Son yıllarda iklim değişikliği, artan nüfus ve su tüketimi ile birlikte gölde ciddi seviyede su kaybı yaşandı. Özellikle düzensiz yağışlar, yüksek buharlaşma ve kontrolsüz su çekimleri gölün ekosistemini tehdit eder hale geldi. Uzmanlar, Beyşehir Gölü'nün sadece bölgesel değil, ulusal ölçekte de stratejik bir kaynak olduğuna dikkat çekiyor.
İklim Değişikliği Baskısı
Meteoroloji verilerine göre Türkiye'de son yıllar, uzun dönem ortalamalarının çok üzerinde sıcaklıklarla kayıtlara geçti. 2024 yılı son 54 yılın en sıcak yılı olurken, 2025 yılı Temmuz ayı da son 55 yılın en sıcak Temmuz'u oldu. Yağışlar ise hem 2024 hem de 2025 su yılında normalin çok altında gerçekleşti. Bu durum, göl havzasındaki su seviyesini kritik seviyelere düşürdü.
Bakanlık Harekete Geçti
24 Aralık 2024'te gerçekleştirilen Ulusal Su Kurulu toplantısında, kuraklık tehdidi altındaki göller için eylem planları hazırlanması kararı alındı. İlk olarak Eğirdir Gölü için başlatılan çalışmaların ardından, Beyşehir Gölü de öncelikli göller arasında yer aldı.

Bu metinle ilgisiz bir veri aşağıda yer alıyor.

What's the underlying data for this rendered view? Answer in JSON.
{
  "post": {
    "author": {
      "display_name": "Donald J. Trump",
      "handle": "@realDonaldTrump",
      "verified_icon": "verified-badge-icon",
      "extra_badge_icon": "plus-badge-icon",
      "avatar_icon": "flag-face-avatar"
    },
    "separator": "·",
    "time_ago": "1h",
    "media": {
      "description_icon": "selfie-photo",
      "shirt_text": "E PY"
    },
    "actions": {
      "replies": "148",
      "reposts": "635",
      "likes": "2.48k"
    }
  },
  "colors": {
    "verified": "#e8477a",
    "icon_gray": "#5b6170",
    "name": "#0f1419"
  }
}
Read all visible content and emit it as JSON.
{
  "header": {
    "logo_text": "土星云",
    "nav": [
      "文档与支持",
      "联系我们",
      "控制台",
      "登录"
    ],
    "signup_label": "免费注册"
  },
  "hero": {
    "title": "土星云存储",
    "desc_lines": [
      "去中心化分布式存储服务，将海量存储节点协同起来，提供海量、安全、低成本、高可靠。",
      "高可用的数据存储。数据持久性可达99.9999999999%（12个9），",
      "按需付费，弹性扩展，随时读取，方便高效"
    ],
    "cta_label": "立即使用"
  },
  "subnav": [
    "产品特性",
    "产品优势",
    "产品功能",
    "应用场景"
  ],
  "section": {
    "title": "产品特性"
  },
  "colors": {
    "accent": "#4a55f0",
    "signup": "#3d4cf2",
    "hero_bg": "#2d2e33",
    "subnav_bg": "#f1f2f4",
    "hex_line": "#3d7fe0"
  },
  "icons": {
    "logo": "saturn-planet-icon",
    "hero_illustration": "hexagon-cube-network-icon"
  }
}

Tarım ve Orman Bakanlığı koordinasyonunda yürütülen çalışmalarda, bilimsel modellemeler ve gelecek projeksiyonlarıyla gölün geleceğini koruyacak adımlar belirleniyor.
Öne Çıkan Tedbirler
Hazırlanan Beyşehir Gölü Su Eylem Planı'nda öne çıkan başlıca önlemler şöyle:
Sulama sistemlerinin modernizasyonu,
Yeraltı suyu kullanımının kontrolü,
İçme–kullanma suyu şebekelerinde kayıp-kaçakların azaltılması,
Kullanılmış suların yeniden değerlendirilmesi,
Su verimliliği uygulamalarının yaygınlaştırılması.
Ortak Çalışma Masası
25 Temmuz 2025'te düzenlenen atölye çalışmasında kamu kurumları, akademisyenler ve sivil toplum temsilcileri bir araya geldi. Toplantıda, göl seviyesindeki düşüşün temel nedenleri arasında kontrolsüz su çekimi, yüksek buharlaşma ve iklim değişikliğinin olumsuz etkileri öne çıktı.
Hedef: Sürdürülebilirlik
Hazırlanacak eylem planı, hem gölün su miktarını hem de su kalitesini korumayı hedefliyor. Tarım ve Orman Bakanlığı yetkilileri, planın uygulanmasıyla Beyşehir Gölü'nün ekolojik yapısının korunacağını, tarımsal üretim ve bölge ekonomisinin sürdürülebilir şekilde destekleneceğini belirtiyor.